Lee Pace, 10 years later: hey
Me: GOOD NEWS EVERYONE I HAVE A NEW FAVORITE MOVIE AND IT INVOLVES ALIENS INVADING IN AFRICA.
(*I have since learned that District 9 is not exactly like this. I just always assumed it was.)
Because oh my GOD this is just. like. everything I want ever in a Rugged Action Hero movie, including a side of my favorite topes like waking up in a prison cell in a wild and lawless refugee zone, and lady-protecting (of a lady who is a badass in her own right, capable of getting the upper hand on an attempted rapist and machine gunning him to death)*. This guy has hit like nine home runs so far in the Roles I Want All My Fave Actors To Play series -- I need him to slap on a cowboy hat and maybe don a doctor's coat and then he will have done basically everything. Also I could use a solid m/m ship in light of learning he's not straight, but we all know how picky I am about that (NO TWO MEN HAVE EVER BEEN GOOD ENOUGH SINCE KLAINE, etc.), so I am more than happy to keep picking up het kissing scenes while I wait.

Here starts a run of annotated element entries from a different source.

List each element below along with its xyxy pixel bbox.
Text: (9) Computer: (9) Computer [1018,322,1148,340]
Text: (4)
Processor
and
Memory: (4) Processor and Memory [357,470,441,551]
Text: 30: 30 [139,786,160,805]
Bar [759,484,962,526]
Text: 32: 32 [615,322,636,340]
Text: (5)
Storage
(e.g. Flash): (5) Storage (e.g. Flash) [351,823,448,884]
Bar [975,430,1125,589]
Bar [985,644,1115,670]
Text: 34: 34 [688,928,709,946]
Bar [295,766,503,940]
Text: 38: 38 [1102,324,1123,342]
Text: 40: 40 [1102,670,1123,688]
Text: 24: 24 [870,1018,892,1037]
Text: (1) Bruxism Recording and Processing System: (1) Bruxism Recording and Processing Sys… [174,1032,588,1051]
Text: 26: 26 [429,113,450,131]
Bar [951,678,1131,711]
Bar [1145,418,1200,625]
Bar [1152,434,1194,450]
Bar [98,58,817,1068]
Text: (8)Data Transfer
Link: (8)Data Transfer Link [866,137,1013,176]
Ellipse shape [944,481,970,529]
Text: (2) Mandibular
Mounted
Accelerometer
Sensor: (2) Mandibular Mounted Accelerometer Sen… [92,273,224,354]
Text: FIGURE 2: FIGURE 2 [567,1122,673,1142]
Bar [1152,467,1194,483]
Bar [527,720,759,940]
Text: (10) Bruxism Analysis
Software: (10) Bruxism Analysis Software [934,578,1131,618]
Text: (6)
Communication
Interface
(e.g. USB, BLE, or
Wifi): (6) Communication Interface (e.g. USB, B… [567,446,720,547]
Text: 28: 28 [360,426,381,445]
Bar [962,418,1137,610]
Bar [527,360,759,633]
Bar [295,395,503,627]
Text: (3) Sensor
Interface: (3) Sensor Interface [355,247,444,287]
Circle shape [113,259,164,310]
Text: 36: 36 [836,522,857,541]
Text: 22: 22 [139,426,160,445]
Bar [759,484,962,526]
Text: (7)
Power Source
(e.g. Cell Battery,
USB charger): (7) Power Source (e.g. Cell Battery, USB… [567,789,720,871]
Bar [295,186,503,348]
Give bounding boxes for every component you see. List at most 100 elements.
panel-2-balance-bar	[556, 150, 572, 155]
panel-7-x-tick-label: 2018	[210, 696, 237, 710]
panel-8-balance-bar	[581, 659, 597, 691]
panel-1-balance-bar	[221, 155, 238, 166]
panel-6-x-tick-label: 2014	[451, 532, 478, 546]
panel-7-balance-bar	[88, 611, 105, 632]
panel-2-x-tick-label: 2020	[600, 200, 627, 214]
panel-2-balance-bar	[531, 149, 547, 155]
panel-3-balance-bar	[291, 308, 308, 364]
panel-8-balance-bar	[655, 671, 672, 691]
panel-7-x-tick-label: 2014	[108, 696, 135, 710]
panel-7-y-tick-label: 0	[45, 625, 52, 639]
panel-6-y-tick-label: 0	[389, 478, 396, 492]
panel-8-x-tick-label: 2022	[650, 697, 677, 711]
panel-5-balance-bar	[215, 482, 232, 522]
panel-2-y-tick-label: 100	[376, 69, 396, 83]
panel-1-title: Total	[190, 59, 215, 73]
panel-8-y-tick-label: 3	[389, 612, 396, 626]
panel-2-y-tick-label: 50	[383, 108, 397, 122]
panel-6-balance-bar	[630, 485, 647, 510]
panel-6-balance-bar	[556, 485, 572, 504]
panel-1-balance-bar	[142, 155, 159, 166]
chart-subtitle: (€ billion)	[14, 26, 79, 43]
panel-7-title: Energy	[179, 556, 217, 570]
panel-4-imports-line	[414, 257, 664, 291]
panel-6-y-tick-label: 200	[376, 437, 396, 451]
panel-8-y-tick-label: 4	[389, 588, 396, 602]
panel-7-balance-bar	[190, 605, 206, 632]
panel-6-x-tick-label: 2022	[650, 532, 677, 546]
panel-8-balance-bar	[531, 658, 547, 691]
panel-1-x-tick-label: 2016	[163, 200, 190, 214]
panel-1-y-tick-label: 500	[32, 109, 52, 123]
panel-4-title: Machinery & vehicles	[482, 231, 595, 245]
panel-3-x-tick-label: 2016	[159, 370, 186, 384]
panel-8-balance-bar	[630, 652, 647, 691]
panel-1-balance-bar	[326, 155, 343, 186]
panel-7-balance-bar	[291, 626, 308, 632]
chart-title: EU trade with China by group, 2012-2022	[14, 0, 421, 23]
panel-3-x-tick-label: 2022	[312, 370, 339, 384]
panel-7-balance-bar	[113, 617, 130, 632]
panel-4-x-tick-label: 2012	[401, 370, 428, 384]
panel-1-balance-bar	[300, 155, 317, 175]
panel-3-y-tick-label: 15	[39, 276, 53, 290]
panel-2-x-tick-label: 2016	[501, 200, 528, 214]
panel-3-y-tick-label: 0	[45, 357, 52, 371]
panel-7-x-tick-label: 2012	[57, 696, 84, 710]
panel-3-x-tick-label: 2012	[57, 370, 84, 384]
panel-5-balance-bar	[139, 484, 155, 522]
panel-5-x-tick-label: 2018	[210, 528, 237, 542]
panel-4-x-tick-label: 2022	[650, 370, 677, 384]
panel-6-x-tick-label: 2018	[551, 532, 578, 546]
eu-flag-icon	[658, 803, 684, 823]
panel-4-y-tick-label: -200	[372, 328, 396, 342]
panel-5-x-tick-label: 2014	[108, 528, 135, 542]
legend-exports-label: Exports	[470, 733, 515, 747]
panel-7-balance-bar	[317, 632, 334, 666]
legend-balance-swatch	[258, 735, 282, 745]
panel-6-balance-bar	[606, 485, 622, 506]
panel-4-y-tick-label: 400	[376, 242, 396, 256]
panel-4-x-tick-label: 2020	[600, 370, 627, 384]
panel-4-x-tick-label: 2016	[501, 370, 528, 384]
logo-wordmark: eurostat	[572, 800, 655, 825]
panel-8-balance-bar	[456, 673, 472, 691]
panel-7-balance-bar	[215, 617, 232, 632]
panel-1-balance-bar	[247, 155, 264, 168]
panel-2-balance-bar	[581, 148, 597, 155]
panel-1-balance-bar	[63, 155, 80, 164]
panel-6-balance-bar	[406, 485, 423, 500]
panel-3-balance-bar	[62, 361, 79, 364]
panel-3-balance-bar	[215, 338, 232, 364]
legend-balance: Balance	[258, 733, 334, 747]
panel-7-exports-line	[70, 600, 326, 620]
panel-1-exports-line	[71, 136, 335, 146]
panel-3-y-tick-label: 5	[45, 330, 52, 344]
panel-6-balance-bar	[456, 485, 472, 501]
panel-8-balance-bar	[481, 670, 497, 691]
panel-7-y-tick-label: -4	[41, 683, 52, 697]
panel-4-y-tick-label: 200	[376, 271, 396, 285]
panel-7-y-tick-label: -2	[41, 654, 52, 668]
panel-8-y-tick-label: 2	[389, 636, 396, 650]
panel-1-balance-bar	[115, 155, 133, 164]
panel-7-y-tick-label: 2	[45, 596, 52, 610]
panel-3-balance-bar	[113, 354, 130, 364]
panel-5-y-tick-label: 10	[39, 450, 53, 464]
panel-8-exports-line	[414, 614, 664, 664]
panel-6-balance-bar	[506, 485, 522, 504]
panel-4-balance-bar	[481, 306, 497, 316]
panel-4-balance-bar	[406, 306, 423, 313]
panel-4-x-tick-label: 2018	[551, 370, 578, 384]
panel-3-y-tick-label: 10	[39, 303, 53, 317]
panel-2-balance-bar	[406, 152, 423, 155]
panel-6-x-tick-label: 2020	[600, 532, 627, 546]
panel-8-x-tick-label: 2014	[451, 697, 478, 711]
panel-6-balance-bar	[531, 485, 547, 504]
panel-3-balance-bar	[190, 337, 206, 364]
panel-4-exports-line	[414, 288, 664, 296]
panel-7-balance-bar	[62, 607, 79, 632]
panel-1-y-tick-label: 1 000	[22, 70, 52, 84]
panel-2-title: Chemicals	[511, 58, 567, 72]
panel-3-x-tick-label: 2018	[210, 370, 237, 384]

*AND ALSO. The REACTION I had to them locking eyes in the underground danger bunker! Like the shipping radar was already fired up and happy because DANGER + HUGGING, and then all of a sudden it got sparky and I got very "WELL THEN."
Honestly there are like six actors in the world I would willingly watch be THIS grimy and filthy for an entire movie. Good work.